The UAE joins 145 nations committed to follow an OECD framework minimum business tax rate of 15%, Tax professionals point out that other nations have already implemented comparable policies in 2024, therefore underlining the worldwide movement towards a common tax level.

Founding partner of Aurifer Middle East Tax Consultancy Thomas Vanhee underlined that the DMTT covers all businesses having global activities. "We will have a bottom limit of 15% almost in all countries around the world," he said.

The CEO of Andersen UAE, Anurag Chaturvedi, further explained that the tax targets MNEs with worldwide consolidated revenues above EUR 750 million (about AED 3.15 billion). The DMTT will cover UAE-based MNEs as well as foreign MNEs having UAE subsidiaries crossing this level.

Sync with GCC Nations

The UAE's strategy is consistent with those of Gulf Cooperation Council (GCC) members including Kuwait, Bahrain, and Qatar. Bahrain already has draft DMTT laws, for example; Qatar and Kuwait have advanced greatly in using these guidelines.

Managing director and UAE tax practice leader at Alvarez and Marsal Vishal Sharma pointed out that this alignment shows the UAE's dedication to international tax norms and helps to retain its competitiveness as a commercial center.

Clearances and Exemptions

The DMTT will not apply to some companies and sectors. Chaturvedi claims that groups based just in UAE will not be liable for the new tax. More information on final legislation is still necessary, though, to validate extra exemptions or exclusion.

Under Pillar 2 guidelines, Vanhee clarified, exemptions covers government agencies, investment funds, real estate investment trusts, and companies under supervision by these bodies. Also omitted are shipping income. These exemptions attempts to minimize effects on specialist industries and home businesses.

Effects on Companies and Investment

With the DMTT, the UAE is moving from a low-tax state to a more regimented tax code. This lines up with a 9% corporate tax rate set for 2023.

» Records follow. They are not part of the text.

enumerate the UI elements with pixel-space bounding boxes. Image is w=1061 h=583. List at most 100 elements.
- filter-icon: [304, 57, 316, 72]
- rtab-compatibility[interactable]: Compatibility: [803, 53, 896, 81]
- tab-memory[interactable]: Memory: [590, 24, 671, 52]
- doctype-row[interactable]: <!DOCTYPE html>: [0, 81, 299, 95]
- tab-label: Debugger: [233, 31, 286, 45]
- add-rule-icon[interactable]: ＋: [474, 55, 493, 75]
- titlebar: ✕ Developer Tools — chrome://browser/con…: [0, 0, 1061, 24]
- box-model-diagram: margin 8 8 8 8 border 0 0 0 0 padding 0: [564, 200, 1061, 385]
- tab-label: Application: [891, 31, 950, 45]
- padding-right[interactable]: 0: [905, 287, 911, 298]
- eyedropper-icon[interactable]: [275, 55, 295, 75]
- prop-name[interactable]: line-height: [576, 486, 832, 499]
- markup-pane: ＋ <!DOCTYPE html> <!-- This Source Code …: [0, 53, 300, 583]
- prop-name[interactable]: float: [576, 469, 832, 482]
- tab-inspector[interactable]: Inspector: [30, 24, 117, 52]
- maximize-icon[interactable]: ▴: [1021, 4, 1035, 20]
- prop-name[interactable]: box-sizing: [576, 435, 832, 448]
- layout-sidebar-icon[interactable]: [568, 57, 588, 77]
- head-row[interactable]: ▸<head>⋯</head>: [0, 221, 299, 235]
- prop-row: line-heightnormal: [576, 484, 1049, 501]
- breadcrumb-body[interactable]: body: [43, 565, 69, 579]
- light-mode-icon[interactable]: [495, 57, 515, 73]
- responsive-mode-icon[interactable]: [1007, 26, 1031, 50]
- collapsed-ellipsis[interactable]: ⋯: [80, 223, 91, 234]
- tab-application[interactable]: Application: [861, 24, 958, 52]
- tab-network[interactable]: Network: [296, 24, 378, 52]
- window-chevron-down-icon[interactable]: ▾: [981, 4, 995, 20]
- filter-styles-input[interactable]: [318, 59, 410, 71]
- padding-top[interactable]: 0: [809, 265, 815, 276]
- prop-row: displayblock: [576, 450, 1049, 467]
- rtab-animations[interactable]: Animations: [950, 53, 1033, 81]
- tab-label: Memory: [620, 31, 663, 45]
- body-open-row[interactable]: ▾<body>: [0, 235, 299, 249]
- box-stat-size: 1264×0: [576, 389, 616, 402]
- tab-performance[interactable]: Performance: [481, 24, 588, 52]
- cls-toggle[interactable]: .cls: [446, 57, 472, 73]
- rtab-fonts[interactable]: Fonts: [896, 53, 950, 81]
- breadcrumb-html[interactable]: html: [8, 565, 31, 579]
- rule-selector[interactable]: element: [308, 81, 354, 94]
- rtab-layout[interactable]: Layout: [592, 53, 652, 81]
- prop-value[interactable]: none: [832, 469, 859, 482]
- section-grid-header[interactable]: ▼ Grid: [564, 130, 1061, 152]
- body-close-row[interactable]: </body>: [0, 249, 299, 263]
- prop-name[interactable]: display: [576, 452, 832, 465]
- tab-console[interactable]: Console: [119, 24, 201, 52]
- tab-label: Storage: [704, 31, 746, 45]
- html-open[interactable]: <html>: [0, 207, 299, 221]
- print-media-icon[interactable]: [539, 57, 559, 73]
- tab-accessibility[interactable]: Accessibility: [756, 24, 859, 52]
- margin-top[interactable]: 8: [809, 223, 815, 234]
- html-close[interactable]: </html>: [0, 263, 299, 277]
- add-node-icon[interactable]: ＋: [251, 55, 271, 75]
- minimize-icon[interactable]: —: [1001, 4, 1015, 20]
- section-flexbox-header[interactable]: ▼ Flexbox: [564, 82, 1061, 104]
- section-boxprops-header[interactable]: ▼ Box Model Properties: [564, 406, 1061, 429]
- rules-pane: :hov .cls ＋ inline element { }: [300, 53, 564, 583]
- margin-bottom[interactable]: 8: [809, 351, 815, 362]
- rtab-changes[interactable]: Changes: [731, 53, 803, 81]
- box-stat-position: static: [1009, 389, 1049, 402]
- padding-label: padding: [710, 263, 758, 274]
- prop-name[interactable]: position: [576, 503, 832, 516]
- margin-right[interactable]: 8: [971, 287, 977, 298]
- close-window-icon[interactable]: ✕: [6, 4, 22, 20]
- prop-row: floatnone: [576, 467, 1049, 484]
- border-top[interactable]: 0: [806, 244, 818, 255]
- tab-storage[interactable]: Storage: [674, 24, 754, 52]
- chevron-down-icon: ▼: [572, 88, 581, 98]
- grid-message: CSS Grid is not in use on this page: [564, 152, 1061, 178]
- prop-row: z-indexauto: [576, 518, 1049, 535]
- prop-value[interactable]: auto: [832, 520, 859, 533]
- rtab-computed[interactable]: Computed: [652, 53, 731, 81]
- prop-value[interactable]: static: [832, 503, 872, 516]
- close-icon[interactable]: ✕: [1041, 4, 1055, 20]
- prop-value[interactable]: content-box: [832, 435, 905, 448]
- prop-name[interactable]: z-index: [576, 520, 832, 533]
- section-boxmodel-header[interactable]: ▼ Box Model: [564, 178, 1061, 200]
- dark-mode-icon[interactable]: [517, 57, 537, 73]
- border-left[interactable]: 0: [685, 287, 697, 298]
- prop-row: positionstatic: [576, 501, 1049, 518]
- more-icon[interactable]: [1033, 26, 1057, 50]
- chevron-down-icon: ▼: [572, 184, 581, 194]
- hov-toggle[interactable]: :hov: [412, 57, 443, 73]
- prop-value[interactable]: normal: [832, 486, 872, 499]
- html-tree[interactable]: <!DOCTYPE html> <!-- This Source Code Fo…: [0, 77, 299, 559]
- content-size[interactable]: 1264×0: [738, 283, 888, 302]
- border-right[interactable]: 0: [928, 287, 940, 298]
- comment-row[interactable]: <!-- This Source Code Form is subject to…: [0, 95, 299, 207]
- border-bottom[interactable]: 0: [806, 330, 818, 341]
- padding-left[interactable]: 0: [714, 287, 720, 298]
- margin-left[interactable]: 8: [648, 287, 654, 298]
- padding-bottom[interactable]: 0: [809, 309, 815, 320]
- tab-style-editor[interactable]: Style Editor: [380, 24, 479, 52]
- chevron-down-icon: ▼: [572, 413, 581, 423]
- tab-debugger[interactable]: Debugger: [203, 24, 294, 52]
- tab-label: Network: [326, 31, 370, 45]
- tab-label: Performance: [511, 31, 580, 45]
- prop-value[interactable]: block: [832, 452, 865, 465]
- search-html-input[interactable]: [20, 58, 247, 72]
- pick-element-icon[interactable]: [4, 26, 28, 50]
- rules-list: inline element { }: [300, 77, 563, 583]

For companies used to low taxes, Century Group chairman Bal Krishen admitted the direct effect on profitability, Still he pointed out that the UAE's tax rate stays competitive when compared to nations like the UK and Saudi Arabia, whose corporate tax rates respectively are 25% and 20%.

Free areas of the United Arab Emirates will keep their tax-exempt status, therefore preserving their appeal to investors. Furthermore under investigation by the UAE government are tax incentives meant to boost innovation and corporate development. Proposed incentives consist of credits for high-value employment activities and refundable tax credits ranging from 30% to 50% for research and development expenses.

Although the DMTT could first influence investor mood, experts think it presents the UAE as a transparent and ethical worldwide corporate hub, Structured tax policies improve the nation's standing in the global market by promoting sustainable development and investment, therefore supporting steady growth.

The UAE wants to ensure it stays a top hub for multinational businesses in the changing global economy by matching with worldwide tax systems, thereby balancing its appeal to investors with its dedication to fair taxes.